We all know the moment. February 9th, 1964, 8:12pm EST – after a brief commercial break, four young men from Liverpool step onto the Ed Sullivan stage, changing culture forever. Seventy-three million people watched The Beatles perform that night, the largest audience in television history. It was an event that united a nation and signaled the birth of youth culture as we know it today. But while this single performance introduced The Beatles to America, what the band did next would introduce them to the entire world, permanently transforming the music industry and forever engraining them into the fabric of popular culture… They went on tour.

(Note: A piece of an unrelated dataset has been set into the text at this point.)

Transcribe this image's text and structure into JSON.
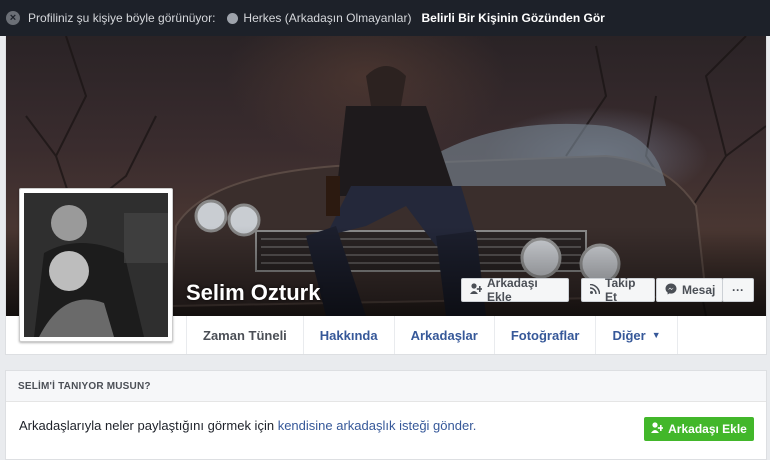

By the time the band quit touring in August of 1966, they had performed 166 concerts in 15 countries and 90 cities around the world. The cultural phenomenon their touring helped create, known as “Beatlemania”, was something the world had never seen before and, arguably, hasn’t since. It was the first time much of the world felt truly unified – bound by aspiration and attitude, rather than divided by race, class, religion or nationality.
The Beatles: Eight Days A Week - The Touring Years tells the story of the band`s exceptional touring years – from the perspectives of the band, its world, the fans, and their world. It will examine the impact of those years on each of The Beatles – the toll that touring took on their relationships and the effect it had on their musical evolution, as well as the colossal boost the tours gave to their lifestyle and fame. But while the band created the spark, it was young people around the world who created the firestorm.
The film also explores the incomparable electricity between performer and audience that turned the music into a movement – a common experience into something sublime.